Friday, November 26, 2010


Today marks the second anniversary of ‘26/11.’ Terror in India has a long history - 26/11 was a tragedy unlike any other, but it wasn’t our first.

Many of today’s twenty something Indians, and indeed, most citizens of Bombay, have grown up with terrorism forming part of the backdrop of their lives. My own first memory of experiencing an unease I could not fully articulate dates back to the riots that followed the 1993 Bombay blasts. While I was not directly impacted in any way, I could sense that something in the city had changed. I emerged from those turbulent times unscathed, even though friends living nearby were later to tell me that they slept with chili powder under their pillows and sticks by their front doors. Parsi friends described how either Hindu or Muslim neighbors would come to the baugs seeking refuge – who showed up pleading for help depended on which mobs were running loose on a particular night.

But life soon resumed its course, even as the city slowly disintegrated into ‘Hindu’ and ‘Muslim’ areas. Members of religious and ethnic communities have always tended to live in clusters, but the riots demarcated rigid boundaries where there was once porosity. This suspicion of the ‘other’ has only grown with time, with the ‘self’ being defined in increasingly narrow terms. Bombay continues to retain cosmopolitan tracts and pockets. But for the most part, the city has splintered, perhaps irreversibly so.

My life (and the city’s) since 1993 has been punctuated by blasts on buses, blasts on trains, blasts around prominent tourist and commercial hubs, and most recently, 26/11. Terrorism has also reared its head elsewhere in this country, repeatedly, month on month, year on year. We are in a permanent state of war, both internally and externally. Assaulted by headlines about blasts here, strikes there, threats inside, attacks outside, we have lost our capacity to mourn and our willingness to remember. It doesn’t help that all our commentators and talking heads seem to react to everything with a knee-jerk ideological perspective, wherein they are so wedded to their constructs of ‘victim’ and ‘aggressor,’ that there is little constructive dialogue and only a trite acknowledgement of loss.

When I read the post I had written immediately after 26/11, I cringe at the quality of the writing. But the truth is that that was how I felt in the moment – angry, shocked, sad – bereaved, almost. I felt it was profoundly important to retain a memory of the attacks, and how they made me feel – bitter, vulnerable, resentful. I believed that my memories, and the collective memories of all of those who were impacted, could compel us to take constructive action, seek change, demand governance.

I was initially surprised by people’s reluctance to speak about 26/11 and attributed this hesitance to denial, to apathy born of disaster overkill, to an inability to care. But now I think it was pure embarrassment – at the apparent ease with which the city was held to ransom, at the conduct of our politicians, at the fact that the South Bombay constituency had an abnormally low voter turnout in the elections immediately afterwards, at the conviction that things would not be very different if the events of 2008 were to repeat themselves. Because, after all, we were not very different either.
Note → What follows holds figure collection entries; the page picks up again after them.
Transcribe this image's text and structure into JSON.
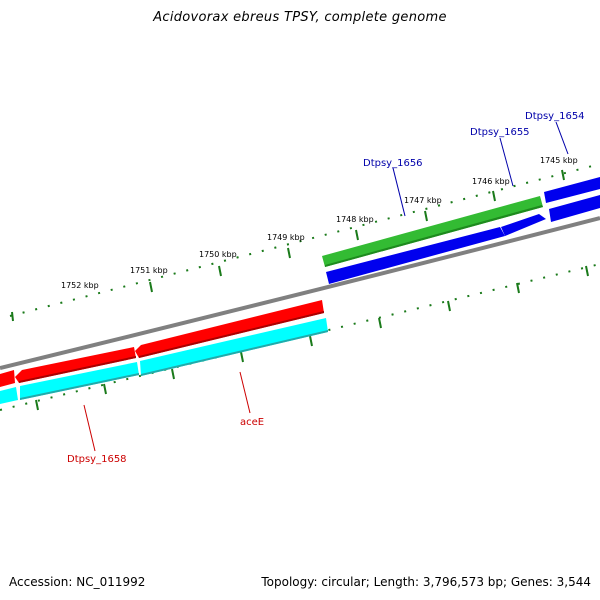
{
  "title": "Acidovorax ebreus TPSY, complete genome",
  "footer": {
    "accession": "Accession: NC_011992",
    "summary": "Topology: circular; Length: 3,796,573 bp; Genes: 3,544"
  },
  "kbp_labels": [
    "1745 kbp",
    "1746 kbp",
    "1747 kbp",
    "1748 kbp",
    "1749 kbp",
    "1750 kbp",
    "1751 kbp",
    "1752 kbp"
  ],
  "gene_labels": {
    "dtpsy_1654": "Dtpsy_1654",
    "dtpsy_1655": "Dtpsy_1655",
    "dtpsy_1656": "Dtpsy_1656",
    "acee": "aceE",
    "dtpsy_1658": "Dtpsy_1658"
  },
  "colors": {
    "forward_cds": "#0000ff",
    "forward_highlight": "#33bb33",
    "reverse_cds": "#ff0000",
    "reverse_cyan": "#00ffff",
    "backbone": "#808080",
    "tick": "#1a7a1a",
    "forward_label": "#0000aa",
    "reverse_label": "#cc0000"
  }
}
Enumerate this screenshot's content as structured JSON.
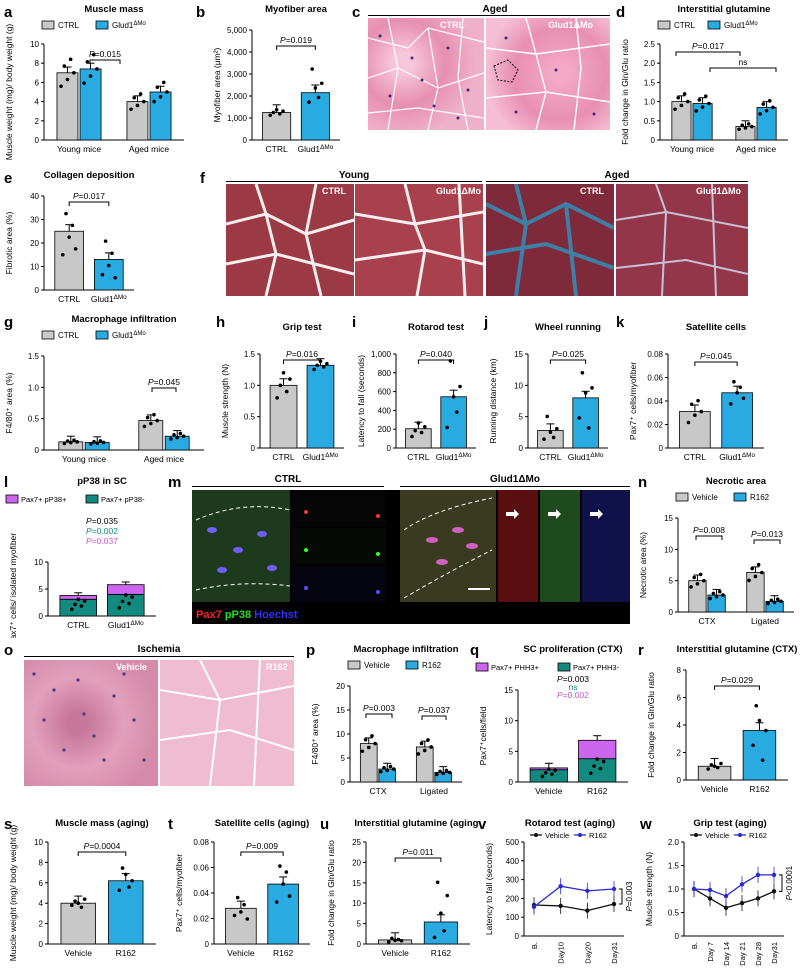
{
  "colors": {
    "ctrl": "#c8c8c8",
    "glud": "#29abe2",
    "vehicle": "#c8c8c8",
    "r162": "#29abe2",
    "purple": "#cc66ee",
    "teal": "#138a80",
    "blue": "#2a2ad4",
    "black": "#111111",
    "pval_purple": "#cc55cc"
  },
  "labels": {
    "a": "a",
    "b": "b",
    "c": "c",
    "d": "d",
    "e": "e",
    "f": "f",
    "g": "g",
    "h": "h",
    "i": "i",
    "j": "j",
    "k": "k",
    "l": "l",
    "m": "m",
    "n": "n",
    "o": "o",
    "p": "p",
    "q": "q",
    "r": "r",
    "s": "s",
    "t": "t",
    "u": "u",
    "v": "v",
    "w": "w"
  },
  "legend": {
    "ctrl": "CTRL",
    "glud": "Glud1ΔMo",
    "vehicle": "Vehicle",
    "r162": "R162",
    "pax_pos": "Pax7+ pP38+",
    "pax_neg": "Pax7+ pP38-",
    "phh3_pos": "Pax7+ PHH3+",
    "phh3_neg": "Pax7+ PHH3-"
  },
  "micro": {
    "c_title": "Aged",
    "c_left": "CTRL",
    "c_right": "Glud1ΔMo",
    "f_young": "Young",
    "f_aged": "Aged",
    "f_ctrl": "CTRL",
    "f_glud": "Glud1ΔMo",
    "f_ctrl2": "CTRL",
    "f_glud2": "Glud1ΔMo",
    "m_ctrl": "CTRL",
    "m_glud": "Glud1ΔMo",
    "m_pax": "Pax7",
    "m_pp38": "pP38",
    "m_hoechst": "Hoechst",
    "o_title": "Ischemia",
    "o_vehicle": "Vehicle",
    "o_r162": "R162"
  },
  "chart_data": [
    {
      "id": "a",
      "type": "bar",
      "title": "Muscle mass",
      "ylabel": "Muscle weight (mg)/ body weight (g)",
      "ylim": [
        0,
        10
      ],
      "yticks": [
        "0",
        "2",
        "4",
        "6",
        "8",
        "10"
      ],
      "categories": [
        "Young mice",
        "Aged mice"
      ],
      "series": [
        {
          "name": "CTRL",
          "values": [
            7.0,
            4.0
          ]
        },
        {
          "name": "Glud1ΔMo",
          "values": [
            7.4,
            5.0
          ]
        }
      ],
      "annotations": [
        "P=0.015"
      ]
    },
    {
      "id": "b",
      "type": "bar",
      "title": "Myofiber area",
      "ylabel": "Myofiber area (μm²)",
      "ylim": [
        0,
        5000
      ],
      "yticks": [
        "0",
        "1,000",
        "2,000",
        "3,000",
        "4,000",
        "5,000"
      ],
      "categories": [
        "CTRL",
        "Glud1ΔMo"
      ],
      "values": [
        1250,
        2150
      ],
      "annotations": [
        "P=0.019"
      ]
    },
    {
      "id": "d",
      "type": "bar",
      "title": "Interstitial glutamine",
      "ylabel": "Fold change in Gln/Glu ratio",
      "ylim": [
        0,
        2.5
      ],
      "yticks": [
        "0",
        "0.5",
        "1.0",
        "1.5",
        "2.0",
        "2.5"
      ],
      "categories": [
        "Young mice",
        "Aged mice"
      ],
      "series": [
        {
          "name": "CTRL",
          "values": [
            1.0,
            0.35
          ]
        },
        {
          "name": "Glud1ΔMo",
          "values": [
            0.95,
            0.85
          ]
        }
      ],
      "annotations": [
        "P=0.017",
        "ns"
      ]
    },
    {
      "id": "e",
      "type": "bar",
      "title": "Collagen deposition",
      "ylabel": "Fibrotic area (%)",
      "ylim": [
        0,
        40
      ],
      "yticks": [
        "0",
        "10",
        "20",
        "30",
        "40"
      ],
      "categories": [
        "CTRL",
        "Glud1ΔMo"
      ],
      "values": [
        25,
        13
      ],
      "annotations": [
        "P=0.017"
      ]
    },
    {
      "id": "g",
      "type": "bar",
      "title": "Macrophage infiltration",
      "ylabel": "F4/80⁺ area (%)",
      "ylim": [
        0,
        1.5
      ],
      "yticks": [
        "0",
        "0.5",
        "1.0",
        "1.5"
      ],
      "categories": [
        "Young mice",
        "Aged mice"
      ],
      "series": [
        {
          "name": "CTRL",
          "values": [
            0.13,
            0.47
          ]
        },
        {
          "name": "Glud1ΔMo",
          "values": [
            0.12,
            0.22
          ]
        }
      ],
      "annotations": [
        "P=0.045"
      ]
    },
    {
      "id": "h",
      "type": "bar",
      "title": "Grip test",
      "ylabel": "Muscle strength (N)",
      "ylim": [
        0,
        1.5
      ],
      "yticks": [
        "0",
        "0.5",
        "1.0",
        "1.5"
      ],
      "categories": [
        "CTRL",
        "Glud1ΔMo"
      ],
      "values": [
        1.0,
        1.32
      ],
      "annotations": [
        "P=0.016"
      ]
    },
    {
      "id": "i",
      "type": "bar",
      "title": "Rotarod test",
      "ylabel": "Latency to fall (seconds)",
      "ylim": [
        0,
        1000
      ],
      "yticks": [
        "0",
        "200",
        "400",
        "600",
        "800",
        "1,000"
      ],
      "categories": [
        "CTRL",
        "Glud1ΔMo"
      ],
      "values": [
        205,
        545
      ],
      "annotations": [
        "P=0.040"
      ]
    },
    {
      "id": "j",
      "type": "bar",
      "title": "Wheel running",
      "ylabel": "Running distance (km)",
      "ylim": [
        0,
        15
      ],
      "yticks": [
        "0",
        "5",
        "10",
        "15"
      ],
      "categories": [
        "CTRL",
        "Glud1ΔMo"
      ],
      "values": [
        2.8,
        8.0
      ],
      "annotations": [
        "P=0.025"
      ]
    },
    {
      "id": "k",
      "type": "bar",
      "title": "Satellite cells",
      "ylabel": "Pax7⁺ cells/myofiber",
      "ylim": [
        0,
        0.08
      ],
      "yticks": [
        "0",
        "0.02",
        "0.04",
        "0.06",
        "0.08"
      ],
      "categories": [
        "CTRL",
        "Glud1ΔMo"
      ],
      "values": [
        0.031,
        0.047
      ],
      "annotations": [
        "P=0.045"
      ]
    },
    {
      "id": "l",
      "type": "stacked-bar",
      "title": "pP38 in SC",
      "ylabel": "Pax7⁺ cells/ isolated myofiber",
      "ylim": [
        0,
        10
      ],
      "yticks": [
        "0",
        "5",
        "10"
      ],
      "categories": [
        "CTRL",
        "Glud1ΔMo"
      ],
      "series": [
        {
          "name": "Pax7+ pP38-",
          "values": [
            3.1,
            4.0
          ]
        },
        {
          "name": "Pax7+ pP38+",
          "values": [
            0.7,
            1.8
          ]
        }
      ],
      "annotations": [
        "P=0.035",
        "P=0.002",
        "P=0.037"
      ]
    },
    {
      "id": "n",
      "type": "bar",
      "title": "Necrotic area",
      "ylabel": "Necrotic area (%)",
      "ylim": [
        0,
        15
      ],
      "yticks": [
        "0",
        "5",
        "10",
        "15"
      ],
      "categories": [
        "CTX",
        "Ligated"
      ],
      "series": [
        {
          "name": "Vehicle",
          "values": [
            5.0,
            6.3
          ]
        },
        {
          "name": "R162",
          "values": [
            2.7,
            1.7
          ]
        }
      ],
      "annotations": [
        "P=0.008",
        "P=0.013"
      ]
    },
    {
      "id": "p",
      "type": "bar",
      "title": "Macrophage infiltration",
      "ylabel": "F4/80⁺ area (%)",
      "ylim": [
        0,
        20
      ],
      "yticks": [
        "0",
        "5",
        "10",
        "15",
        "20"
      ],
      "categories": [
        "CTX",
        "Ligated"
      ],
      "series": [
        {
          "name": "Vehicle",
          "values": [
            8.0,
            7.3
          ]
        },
        {
          "name": "R162",
          "values": [
            2.7,
            2.0
          ]
        }
      ],
      "annotations": [
        "P=0.003",
        "P=0.037"
      ]
    },
    {
      "id": "q",
      "type": "stacked-bar",
      "title": "SC proliferation (CTX)",
      "ylabel": "Pax7⁺cells/field",
      "ylim": [
        0,
        15
      ],
      "yticks": [
        "0",
        "5",
        "10",
        "15"
      ],
      "categories": [
        "Vehicle",
        "R162"
      ],
      "series": [
        {
          "name": "Pax7+ PHH3-",
          "values": [
            2.0,
            3.8
          ]
        },
        {
          "name": "Pax7+ PHH3+",
          "values": [
            0.3,
            3.0
          ]
        }
      ],
      "annotations": [
        "P=0.003",
        "ns",
        "P=0.002"
      ]
    },
    {
      "id": "r",
      "type": "bar",
      "title": "Interstitial glutamine (CTX)",
      "ylabel": "Fold change in Gln/Glu ratio",
      "ylim": [
        0,
        8
      ],
      "yticks": [
        "0",
        "2",
        "4",
        "6",
        "8"
      ],
      "categories": [
        "Vehicle",
        "R162"
      ],
      "values": [
        1.0,
        3.6
      ],
      "annotations": [
        "P=0.029"
      ]
    },
    {
      "id": "s",
      "type": "bar",
      "title": "Muscle  mass (aging)",
      "ylabel": "Muscle weight (mg)/ body weight (g)",
      "ylim": [
        0,
        10
      ],
      "yticks": [
        "0",
        "2",
        "4",
        "6",
        "8",
        "10"
      ],
      "categories": [
        "Vehicle",
        "R162"
      ],
      "values": [
        4.0,
        6.2
      ],
      "annotations": [
        "P=0.0004"
      ]
    },
    {
      "id": "t",
      "type": "bar",
      "title": "Satellite cells (aging)",
      "ylabel": "Pax7⁺ cells/myofiber",
      "ylim": [
        0,
        0.08
      ],
      "yticks": [
        "0",
        "0.02",
        "0.04",
        "0.06",
        "0.08"
      ],
      "categories": [
        "Vehicle",
        "R162"
      ],
      "values": [
        0.028,
        0.047
      ],
      "annotations": [
        "P=0.009"
      ]
    },
    {
      "id": "u",
      "type": "bar",
      "title": "Interstitial glutamine (aging)",
      "ylabel": "Fold change in Gln/Glu ratio",
      "ylim": [
        0,
        25
      ],
      "yticks": [
        "0",
        "5",
        "10",
        "15",
        "20",
        "25"
      ],
      "categories": [
        "Vehicle",
        "R162"
      ],
      "values": [
        1.0,
        5.4
      ],
      "annotations": [
        "P=0.011"
      ]
    },
    {
      "id": "v",
      "type": "line",
      "title": "Rotarod test (aging)",
      "ylabel": "Latency to fall (seconds)",
      "ylim": [
        0,
        500
      ],
      "yticks": [
        "0",
        "100",
        "200",
        "300",
        "400",
        "500"
      ],
      "categories": [
        "B.",
        "Day10",
        "Day20",
        "Day31"
      ],
      "series": [
        {
          "name": "Vehicle",
          "values": [
            165,
            160,
            135,
            170
          ]
        },
        {
          "name": "R162",
          "values": [
            155,
            265,
            240,
            250
          ]
        }
      ],
      "annotations": [
        "P=0.003"
      ]
    },
    {
      "id": "w",
      "type": "line",
      "title": "Grip test (aging)",
      "ylabel": "Muscle strength (N)",
      "ylim": [
        0,
        2.0
      ],
      "yticks": [
        "0",
        "0.5",
        "1.0",
        "1.5",
        "2.0"
      ],
      "categories": [
        "B.",
        "Day 7",
        "Day 14",
        "Day 21",
        "Day 28",
        "Day31"
      ],
      "series": [
        {
          "name": "Vehicle",
          "values": [
            1.0,
            0.8,
            0.6,
            0.7,
            0.8,
            0.95
          ]
        },
        {
          "name": "R162",
          "values": [
            1.0,
            0.98,
            0.85,
            1.1,
            1.3,
            1.3
          ]
        }
      ],
      "annotations": [
        "P<0.0001"
      ]
    }
  ]
}
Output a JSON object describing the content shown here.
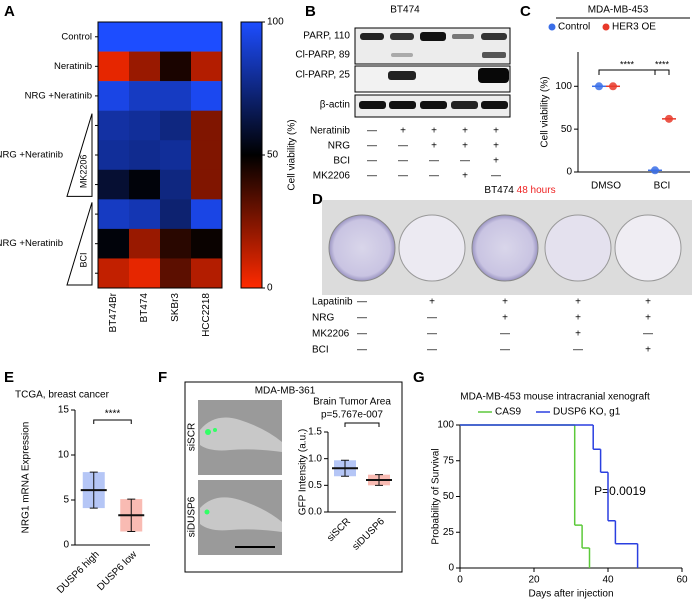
{
  "panel_labels": [
    "A",
    "B",
    "C",
    "D",
    "E",
    "F",
    "G"
  ],
  "chart_data": [
    {
      "type": "heatmap",
      "rows": [
        "Control",
        "Neratinib",
        "NRG +Neratinib",
        null,
        "NRG +Neratinib",
        null,
        null,
        "NRG +Neratinib",
        null
      ],
      "row_annotations": [
        "MK2206",
        "BCI"
      ],
      "columns": [
        "BT474Br",
        "BT474",
        "SKBr3",
        "HCC2218"
      ],
      "values": [
        [
          100,
          100,
          100,
          100
        ],
        [
          5,
          20,
          45,
          15
        ],
        [
          95,
          88,
          88,
          97
        ],
        [
          82,
          80,
          75,
          25
        ],
        [
          80,
          78,
          80,
          25
        ],
        [
          60,
          52,
          75,
          25
        ],
        [
          88,
          85,
          72,
          95
        ],
        [
          52,
          20,
          42,
          48
        ],
        [
          12,
          5,
          32,
          15
        ]
      ],
      "colorbar_label": "Cell viability (%)",
      "clim": [
        0,
        100
      ],
      "cticks": [
        0,
        50,
        100
      ],
      "colors": [
        "#ff2a00",
        "#000000",
        "#1d4dff"
      ]
    },
    {
      "type": "dot",
      "title": "MDA-MB-453",
      "categories": [
        "DMSO",
        "BCI"
      ],
      "series": [
        {
          "name": "Control",
          "color": "#3a6ee8",
          "values": [
            100,
            2
          ]
        },
        {
          "name": "HER3 OE",
          "color": "#e8392a",
          "values": [
            100,
            62
          ]
        }
      ],
      "ylabel": "Cell viability (%)",
      "ylim": [
        0,
        140
      ],
      "yticks": [
        0,
        50,
        100
      ],
      "significance": [
        "****",
        "****"
      ]
    },
    {
      "type": "summary",
      "title": "TCGA, breast cancer",
      "ylabel": "NRG1 mRNA Expression",
      "categories": [
        "DUSP6 high",
        "DUSP6 low"
      ],
      "colors": [
        "#2a5be6",
        "#ee3b24"
      ],
      "values": [
        6.1,
        3.3
      ],
      "errors": [
        2.0,
        1.8
      ],
      "ylim": [
        0,
        15
      ],
      "yticks": [
        0,
        5,
        10,
        15
      ],
      "significance": "****"
    },
    {
      "type": "summary",
      "title": "Brain Tumor Area",
      "annotation": "p=5.767e-007",
      "ylabel": "GFP Intensity (a.u.)",
      "categories": [
        "siSCR",
        "siDUSP6"
      ],
      "colors": [
        "#2a5be6",
        "#ee3b24"
      ],
      "values": [
        0.82,
        0.6
      ],
      "errors": [
        0.15,
        0.1
      ],
      "ylim": [
        0,
        1.5
      ],
      "yticks": [
        {
          "value": 0,
          "label": "0.0"
        },
        0.5,
        {
          "value": 1,
          "label": "1.0"
        },
        1.5
      ]
    },
    {
      "type": "survival",
      "title": "MDA-MB-453 mouse intracranial xenograft",
      "annotation": "P=0.0019",
      "xlabel": "Days after injection",
      "ylabel": "Probability of Survival",
      "xlim": [
        0,
        60
      ],
      "xticks": [
        0,
        20,
        40,
        60
      ],
      "ylim": [
        0,
        100
      ],
      "yticks": [
        0,
        25,
        50,
        75,
        100
      ],
      "series": [
        {
          "name": "CAS9",
          "color": "#5cc93a",
          "x": [
            0,
            31,
            33,
            35
          ],
          "values": [
            100,
            30,
            14,
            0
          ]
        },
        {
          "name": "DUSP6 KO, g1",
          "color": "#2a3fe0",
          "x": [
            0,
            36,
            38,
            40,
            42,
            48
          ],
          "values": [
            100,
            83,
            67,
            33,
            17,
            0
          ]
        }
      ]
    }
  ],
  "blot": {
    "title": "BT474",
    "bands": [
      "PARP, 110",
      "Cl-PARP, 89",
      "Cl-PARP, 25",
      "β-actin"
    ],
    "treatments": [
      {
        "name": "Neratinib",
        "lanes": [
          "—",
          "+",
          "+",
          "+",
          "+"
        ]
      },
      {
        "name": "NRG",
        "lanes": [
          "—",
          "—",
          "+",
          "+",
          "+"
        ]
      },
      {
        "name": "BCI",
        "lanes": [
          "—",
          "—",
          "—",
          "—",
          "+"
        ]
      },
      {
        "name": "MK2206",
        "lanes": [
          "—",
          "—",
          "—",
          "+",
          "—"
        ]
      }
    ]
  },
  "plate": {
    "title": "BT474",
    "subtitle": "48 hours",
    "treatments": [
      {
        "name": "Lapatinib",
        "lanes": [
          "—",
          "+",
          "+",
          "+",
          "+"
        ]
      },
      {
        "name": "NRG",
        "lanes": [
          "—",
          "—",
          "+",
          "+",
          "+"
        ]
      },
      {
        "name": "MK2206",
        "lanes": [
          "—",
          "—",
          "—",
          "+",
          "—"
        ]
      },
      {
        "name": "BCI",
        "lanes": [
          "—",
          "—",
          "—",
          "—",
          "+"
        ]
      }
    ]
  },
  "zebrafish": {
    "title": "MDA-MB-361",
    "images": [
      "siSCR",
      "siDUSP6"
    ]
  }
}
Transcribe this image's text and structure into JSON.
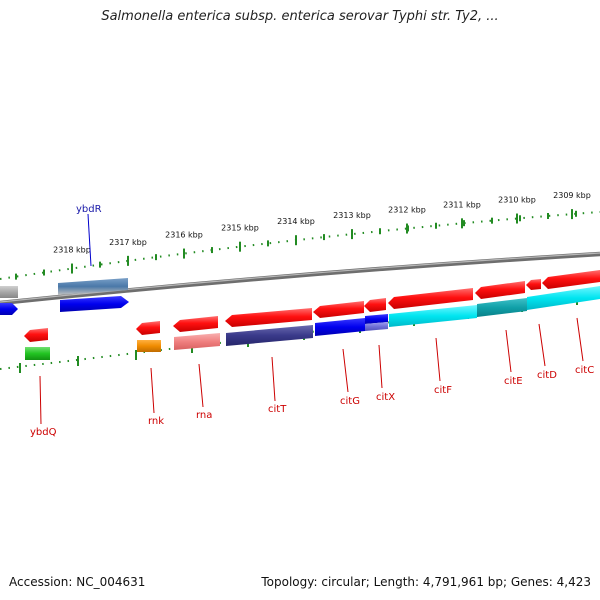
{
  "title": "Salmonella enterica subsp. enterica serovar Typhi str. Ty2, ...",
  "footer": {
    "accession": "Accession: NC_004631",
    "topology": "Topology: circular; Length: 4,791,961 bp; Genes: 4,423"
  },
  "scale": {
    "unit": "kbp",
    "labels": [
      "2318 kbp",
      "2317 kbp",
      "2316 kbp",
      "2315 kbp",
      "2314 kbp",
      "2313 kbp",
      "2312 kbp",
      "2311 kbp",
      "2310 kbp",
      "2309 kbp"
    ]
  },
  "genes": [
    {
      "name": "ybdR",
      "color": "#2a2ad0"
    },
    {
      "name": "ybdQ",
      "color": "#cc0000"
    },
    {
      "name": "rnk",
      "color": "#cc0000"
    },
    {
      "name": "rna",
      "color": "#cc0000"
    },
    {
      "name": "citT",
      "color": "#cc0000"
    },
    {
      "name": "citG",
      "color": "#cc0000"
    },
    {
      "name": "citX",
      "color": "#cc0000"
    },
    {
      "name": "citF",
      "color": "#cc0000"
    },
    {
      "name": "citE",
      "color": "#cc0000"
    },
    {
      "name": "citD",
      "color": "#cc0000"
    },
    {
      "name": "citC",
      "color": "#cc0000"
    }
  ],
  "colors": {
    "forward_cds": "#ff1010",
    "reverse_cds": "#0000ee",
    "cyan_feature": "#00e5f0",
    "navy_feature": "#3a3a8a",
    "pink_feature": "#f08080",
    "green_feature": "#22c422",
    "orange_feature": "#f08c00",
    "steel_feature": "#4a78a8",
    "grey_feature": "#a8a8a8",
    "backbone": "#808080",
    "ticks": "#228b22"
  }
}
Remembering is a conscious act. It requires effort. It demands that we think about what went wrong, and try to do things differently. And in the absence of any evolution in policies, any strengthening of our police and security forces, any improved interaction between intelligence agencies, any indication at all that this city (or country) is any safer, remembering is a hollow gesture. So spare me the TV and print specials, the editorials and the special editions. For over two decades, we have shown ourselves to be less than willing to respond to our memories  in any meaningful way.